What an interesting phrase! It can be read two ways. Which way did you read it?
“Lost on purpose” as in the quote, “Not all who wander are lost”?
Or “Lost on purpose” which is more like “omg i have no idea why i’m here or what i’m doing what is WRONG with my life?!???”
It’s likely that at times you’ve felt both of these!
Possibly within about 5 minutes of each other!!!! 😀
Having a sense of purpose can be wholly exhilarating. It makes each morning a wonder. You wake up and you know what you have to do today, and why you’re doing it. It infects you with drive. It’s fully and totally awesome when it’s there.
NOT having a sense of purpose can be a cause of depression, particularly given our achievement-oriented culture where having more more more seems so important: More money. More fame. More followers on instagram.
If you’re of a certain age and you don’t know where you’re going in life, you can get seriously messed up on the inside — whether that age is 19 or 29, or 49, or older!
Not knowing your purpose can make you feel like an absolute loser. In this culture, it can seem like EVERYONE knows what they’re doing. At certain stages of life, not knowing yourself well can be a recipe for unnecessary suffering. In college, you still don’t know what you want to be when you grow up, so you choose a career you aren’t inherently interested in because that’s the career all your friends choose. Or because it pays well. Or both. And you go do it but your heart isn’t in it. You end up burned out, tired, disenchanted by all of life as the outcome.
You look around and wonder “What next??” so you decide to go back to school, thinking that that’s the “out” that you’re looking for.
But if you STILL don’t know yourself — and how could you, if you haven’t done some work to figure yourself out — you’ll end up repeating the same pattern.

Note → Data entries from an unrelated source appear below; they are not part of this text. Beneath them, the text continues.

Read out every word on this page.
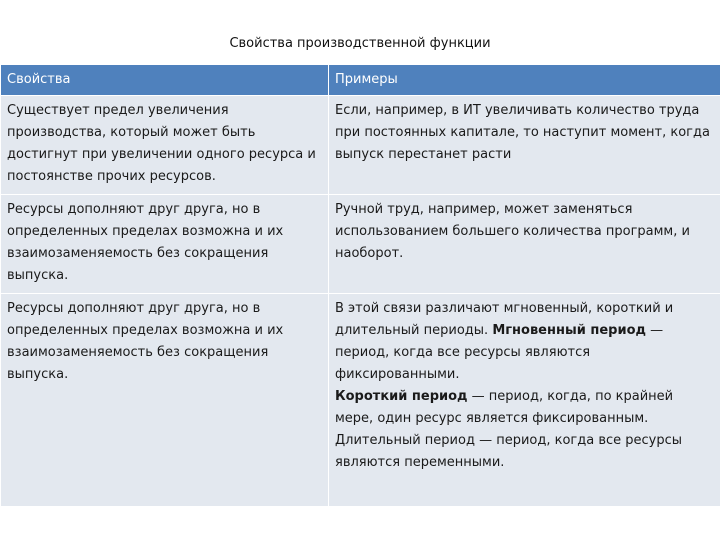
Свойства производственной функции
Свойства	Примеры
Существует предел увеличения производства, который может быть достигнут при увеличении одного ресурса и постоянстве прочих ресурсов.	Если, например, в ИТ увеличивать количество труда при постоянных капитале, то наступит момент, когда выпуск перестанет расти
Ресурсы дополняют друг друга, но в определенных пределах возможна и их взаимозаменяемость без сокращения выпуска.	Ручной труд, например, может заменяться использованием большего количества программ, и наоборот.
Ресурсы дополняют друг друга, но в определенных пределах возможна и их взаимозаменяемость без сокращения выпуска.	В этой связи различают мгновенный, короткий и длительный периоды. Мгновенный период — период, когда все ресурсы являются фиксированными.
Короткий период — период, когда, по крайней мере, один ресурс является фиксированным.
Длительный период — период, когда все ресурсы являются переменными.
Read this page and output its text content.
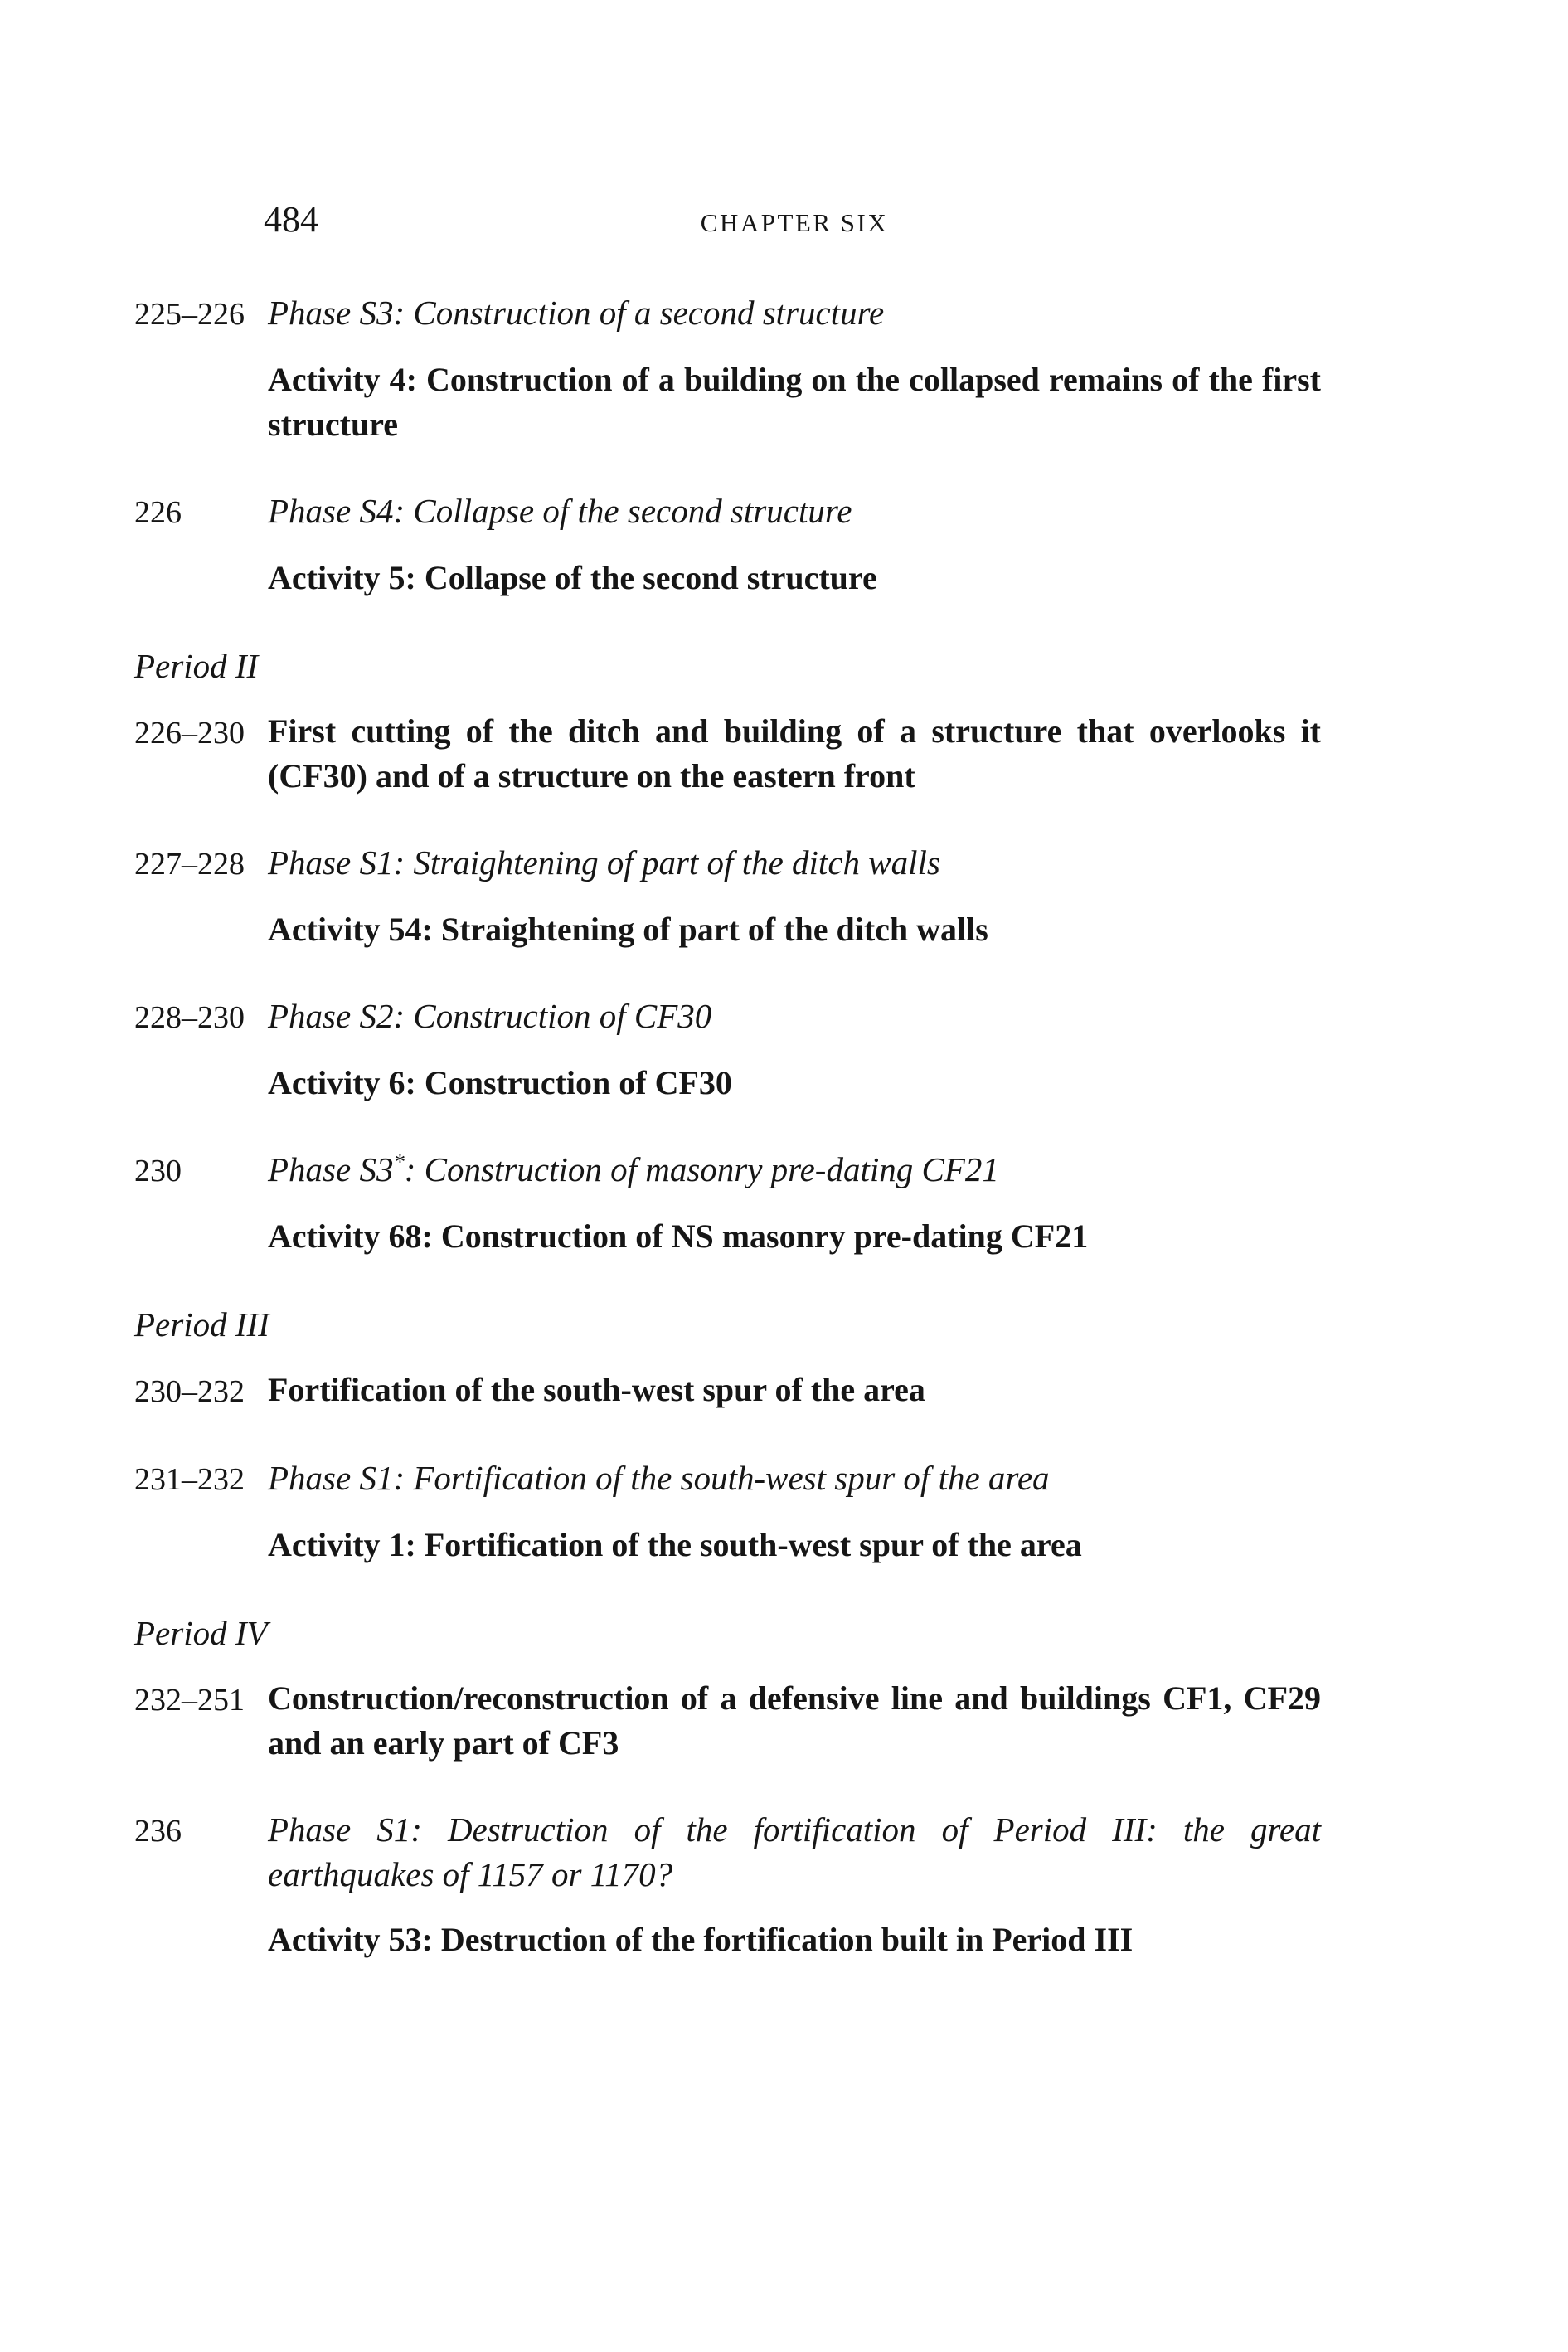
484	CHAPTER SIX
225–226 Phase S3: Construction of a second structure
Activity 4: Construction of a building on the collapsed remains of the first
structure
226	Phase S4: Collapse of the second structure
Activity 5: Collapse of the second structure
Period II
226–230 First cutting of the ditch and building of a structure that overlooks it
(CF30) and of a structure on the eastern front
227–228 Phase S1: Straightening of part of the ditch walls
Activity 54: Straightening of part of the ditch walls
228–230 Phase S2: Construction of CF30
Activity 6: Construction of CF30
230	Phase S3*: Construction of masonry pre-dating CF21
Activity 68: Construction of NS masonry pre-dating CF21
Period III
230–232 Fortification of the south-west spur of the area
231–232 Phase S1: Fortification of the south-west spur of the area
Activity 1: Fortification of the south-west spur of the area
Period IV
232–251 Construction/reconstruction of a defensive line and buildings CF1, CF29
and an early part of CF3
236	Phase S1: Destruction of the fortification of Period III: the great
earthquakes of 1157 or 1170?
Activity 53: Destruction of the fortification built in Period III
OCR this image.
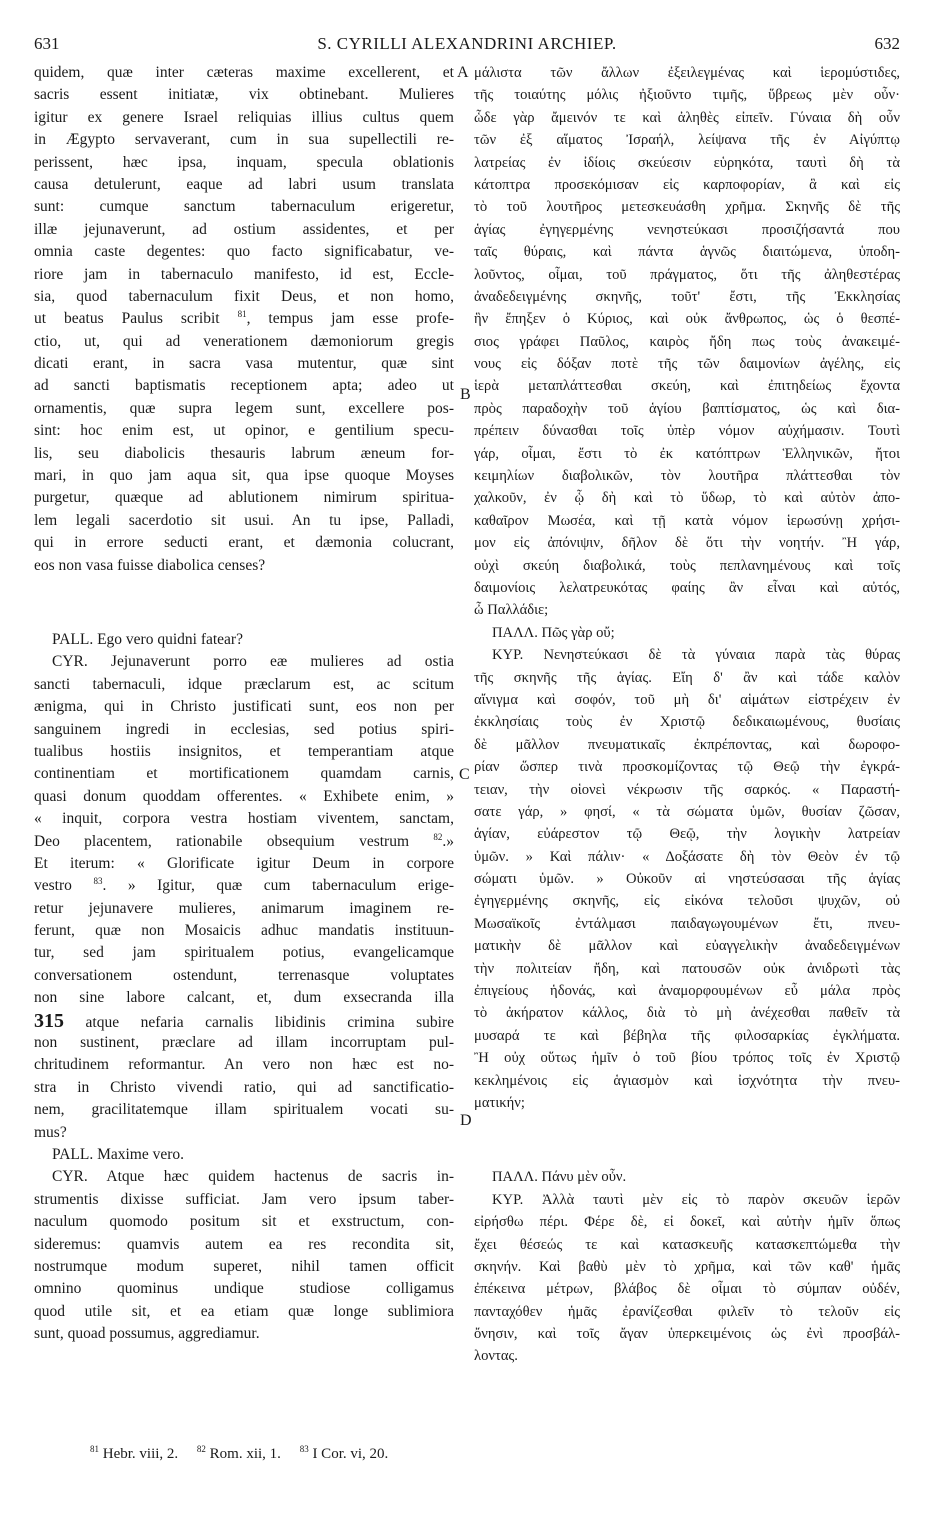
631	S. CYRILLI ALEXANDRINI ARCHIEP.	632
A
B
C
D
quidem, quæ inter cæteras maxime excellerent, et
sacris essent initiatæ, vix obtinebant. Mulieres
igitur ex genere Israel reliquias illius cultus quem
in Ægypto servaverant, cum in sua supellectili re-
perissent, hæc ipsa, inquam, specula oblationis
causa detulerunt, eaque ad labri usum translata
sunt: cumque sanctum tabernaculum erigeretur,
illæ jejunaverunt, ad ostium assidentes, et per
omnia caste degentes: quo facto significabatur, ve-
riore jam in tabernaculo manifesto, id est, Eccle-
sia, quod tabernaculum fixit Deus, et non homo,
ut beatus Paulus scribit $^{81}$, tempus jam esse profe-
ctio, ut, qui ad venerationem dæmoniorum gregis
dicati erant, in sacra vasa mutentur, quæ sint
ad sancti baptismatis receptionem apta; adeo ut
ornamentis, quæ supra legem sunt, excellere pos-
sint: hoc enim est, ut opinor, e gentilium specu-
lis, seu diabolicis thesauris labrum æneum for-
mari, in quo jam aqua sit, qua ipse quoque Moyses
purgetur, quæque ad ablutionem nimirum spiritua-
lem legali sacerdotio sit usui. An tu ipse, Palladi,
qui in errore seducti erant, et dæmonia colucrant,
eos non vasa fuisse diabolica censes?
PALL. Ego vero quidni fatear?
CYR. Jejunaverunt porro eæ mulieres ad ostia
sancti tabernaculi, idque præclarum est, ac scitum
ænigma, qui in Christo justificati sunt, eos non per
sanguinem ingredi in ecclesias, sed potius spiri-
tualibus hostiis insignitos, et temperantiam atque
continentiam et mortificationem quamdam carnis,
quasi donum quoddam offerentes. « Exhibete enim, »
« inquit, corpora vestra hostiam viventem, sanctam,
Deo placentem, rationabile obsequium vestrum	$^{82}$.»
Et iterum: « Glorificate igitur Deum in corpore
vestro $^{83}$. » Igitur, quæ cum tabernaculum erige-
retur jejunavere mulieres, animarum imaginem re-
ferunt, quæ non Mosaicis adhuc mandatis instituun-
tur, sed jam spiritualem potius, evangelicamque
conversationem ostendunt, terrenasque voluptates
non sine labore calcant, et, dum exsecranda illa
315 atque nefaria carnalis libidinis crimina subire
non sustinent, præclare ad illam incorruptam pul-
chritudinem reformantur. An vero non hæc est no-
stra in Christo vivendi ratio, qui ad sanctificatio-
nem, gracilitatemque illam spiritualem vocati su-
mus?
PALL. Maxime vero.
CYR. Atque hæc quidem hactenus de sacris in-
strumentis dixisse sufficiat. Jam vero ipsum taber-
naculum quomodo positum sit et exstructum, con-
sideremus: quamvis autem ea res recondita sit,
nostrumque modum superet, nihil tamen officit
omnino quominus undique studiose colligamus
quod utile sit, et ea etiam quæ longe sublimiora
sunt, quoad possumus, aggrediamur.
μάλιστα τῶν ἄλλων ἐξειλεγμένας καὶ ἱερομύστιδες,
τῆς τοιαύτης μόλις ἠξιοῦντο τιμῆς, ὕβρεως μὲν οὖν·
ὧδε γὰρ ἄμεινόν τε καὶ ἀληθὲς εἰπεῖν. Γύναια δὴ οὖν
τῶν ἐξ αἵματος Ἰσραήλ, λείψανα τῆς ἐν Αἰγύπτῳ
λατρείας ἐν ἰδίοις σκεύεσιν εὑρηκότα, ταυτὶ δὴ τὰ
κάτοπτρα προσεκόμισαν εἰς καρποφορίαν, ἃ καὶ εἰς
τὸ τοῦ λουτῆρος μετεσκευάσθη χρῆμα. Σκηνῆς δὲ τῆς
ἁγίας ἐγηγερμένης νενηστεύκασι προσιζήσαντά που
ταῖς θύραις, καὶ πάντα ἁγνῶς διαιτώμενα, ὑποδη-
λοῦντος, οἶμαι, τοῦ πράγματος, ὅτι τῆς ἀληθεστέρας
ἀναδεδειγμένης σκηνῆς, τοῦτ' ἔστι, τῆς Ἐκκλησίας
ἣν ἔπηξεν ὁ Κύριος, καὶ οὐκ ἄνθρωπος, ὡς ὁ θεσπέ-
σιος γράφει Παῦλος, καιρὸς ἤδη πως τοὺς ἀνακειμέ-
νους εἰς δόξαν ποτὲ τῆς τῶν δαιμονίων ἀγέλης, εἰς
ἱερὰ μεταπλάττεσθαι σκεύη, καὶ ἐπιτηδείως ἔχοντα
πρὸς παραδοχὴν τοῦ ἁγίου βαπτίσματος, ὡς καὶ δια-
πρέπειν δύνασθαι τοῖς ὑπὲρ νόμον αὐχήμασιν. Τουτὶ
γάρ, οἶμαι, ἔστι τὸ ἐκ κατόπτρων Ἑλληνικῶν, ἤτοι
κειμηλίων διαβολικῶν, τὸν λουτῆρα πλάττεσθαι τὸν
χαλκοῦν, ἐν ᾧ δὴ καὶ τὸ ὕδωρ, τὸ καὶ αὐτὸν ἀπο-
καθαῖρον Μωσέα, καὶ τῇ κατὰ νόμον ἱερωσύνῃ χρήσι-
μον εἰς ἀπόνιψιν, δῆλον δὲ ὅτι τὴν νοητήν. Ἢ γάρ,
οὐχὶ σκεύη διαβολικά, τοὺς πεπλανημένους καὶ τοῖς
δαιμονίοις λελατρευκότας φαίης ἂν εἶναι καὶ αὐτός,
ὦ Παλλάδιε;
ΠΑΛΛ. Πῶς γὰρ οὔ;
ΚΥΡ. Νενηστεύκασι δὲ τὰ γύναια παρὰ τὰς θύρας
τῆς σκηνῆς τῆς ἁγίας. Εἴη δ' ἂν καὶ τάδε καλὸν
αἴνιγμα καὶ σοφόν, τοῦ μὴ δι' αἱμάτων εἰστρέχειν ἐν
ἐκκλησίαις τοὺς ἐν Χριστῷ δεδικαιωμένους, θυσίαις
δὲ μᾶλλον πνευματικαῖς ἐκπρέποντας, καὶ δωροφο-
ρίαν ὥσπερ τινὰ προσκομίζοντας τῷ Θεῷ τὴν ἐγκρά-
τειαν, τὴν οἱονεὶ νέκρωσιν τῆς σαρκός. « Παραστή-
σατε γάρ, » φησί, « τὰ σώματα ὑμῶν, θυσίαν ζῶσαν,
ἁγίαν, εὐάρεστον τῷ Θεῷ, τὴν λογικὴν λατρείαν
ὑμῶν. » Καὶ πάλιν· « Δοξάσατε δὴ τὸν Θεὸν ἐν τῷ
σώματι ὑμῶν. » Οὐκοῦν αἱ νηστεύσασαι τῆς ἁγίας
ἐγηγερμένης σκηνῆς, εἰς εἰκόνα τελοῦσι ψυχῶν, οὐ
Μωσαϊκοῖς ἐντάλμασι παιδαγωγουμένων ἔτι, πνευ-
ματικὴν δὲ μᾶλλον καὶ εὐαγγελικὴν ἀναδεδειγμένων
τὴν πολιτείαν ἤδη, καὶ πατουσῶν οὐκ ἀνιδρωτὶ τὰς
ἐπιγείους ἡδονάς, καὶ ἀναμορφουμένων εὖ μάλα πρὸς
τὸ ἀκήρατον κάλλος, διὰ τὸ μὴ ἀνέχεσθαι παθεῖν τὰ
μυσαρά τε καὶ βέβηλα τῆς φιλοσαρκίας ἐγκλήματα.
Ἢ οὐχ οὕτως ἡμῖν ὁ τοῦ βίου τρόπος τοῖς ἐν Χριστῷ
κεκλημένοις εἰς ἁγιασμὸν καὶ ἰσχνότητα τὴν πνευ-
ματικήν;
ΠΑΛΛ. Πάνυ μὲν οὖν.
ΚΥΡ. Ἀλλὰ ταυτὶ μὲν εἰς τὸ παρὸν σκευῶν ἱερῶν
εἰρήσθω πέρι. Φέρε δὲ, εἰ δοκεῖ, καὶ αὐτὴν ἡμῖν ὅπως
ἔχει θέσεώς τε καὶ κατασκευῆς κατασκεπτώμεθα τὴν
σκηνήν. Καὶ βαθὺ μὲν τὸ χρῆμα, καὶ τῶν καθ' ἡμᾶς
ἐπέκεινα μέτρων, βλάβος δὲ οἶμαι τὸ σύμπαν οὐδέν,
πανταχόθεν ἡμᾶς ἐρανίζεσθαι φιλεῖν τὸ τελοῦν εἰς
ὄνησιν, καὶ τοῖς ἄγαν ὑπερκειμένοις ὡς ἐνὶ προσβάλ-
λοντας.
$^{81}$ Hebr. viii, 2. $^{82}$ Rom. xii, 1. $^{83}$ I Cor. vi, 20.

Whenever you go to an employer’s presentation, the recruiter makes the job opportunities at that company sound exciting. But the same thing happens at the next presentation, with the next recruiter and the next company. You get caught up in Shiny Object Syndrome, thinking that THIS next thing will fix it. THIS next thing will save you.
This is what Thoreau meant when he said “The mass of men lead lives of quiet desperation.” It’s because they are lost, and desperate.
So what is the answer?
Mentors can help — but only if they have a) done enough work on themselves to know their own purpose, and b) done enough work to know THE PROCESS of discovering a purpose.
Many mentors are very well equipped to mentor others who have a similar background and makeup and interests and goals. If you find someone with whom you resonate on such levels, then by all means, enlist their help and do what they say.
But many mentors have tunnel vision. They know what worked for them, and they take it as gospel. It becomes the prescription. They believe there’s only one path — theirs.
That’s not how it works.
Unless you go with a more all-encompassing prescription for life, such as “Meditate every day, and work out regularly, and put your energy into the tasks of your life” then any more specific advice is unlikely to be transferable to the majority.
(Pro Tip: If you do those three things I just named — meditate, work out, apply yourself to tasks — then you are undoubtedly going to discover your own purpose quite naturally! It’ll come to you, with ever greater force, the more energy you build up through those things.)
So yes, mentors can be invaluable, provided you have the right mentor!
Reading books can also be incredibly useful, again, if you choose the books wisely. There’s lots of pop spirituality out there that has some truth but lots of illusion mixed in, or suffers from the same issue as the tunnel-vision mentor thing. What works for one person does not necessarily work for all.
This is about developing your discrimination in order to assess what’s true.
What’s most likely to help if you’re unclear on your life’s purpose is — wait for it — meditation.
(You knew I was gonna say that didn’t you!)
Meditation — when it’s earnestly practiced for an extended period of time and you’re committed to working your practice each day and not spacing out — will uncover deeper truths of who you are. It’ll allow more and more of your core nature to surface and be felt in your life. It’ll let you break free of the conditioning of the masses and the heaviness that is out there in this world. It’ll let you lighten your load and be free.
And then you’ll just KNOW.
The Next Right Thing will come to you.
You may still be faced with doubt and challenging situations. The difficult decisions will still arise. But it’ll be easier to face them, and you’ll gain strength to just KNOW when what you’re doing is right.
Or even more useful: When it’s off, and you need to make adjustments.
There’s nothing wrong with not knowing your purpose, and it’s not like knowing it can be forced.
But if you’re suffering around a sensation of being lost in this life, then action is your best remedy: Action to do the things that are healthy, that will make you feel better and increase your attention. The action of meditation — which is actually a non-action but which requires making the decision to do it (that’s the only action you need to be successful with spirituality).
And then… Be patient, and see what arises.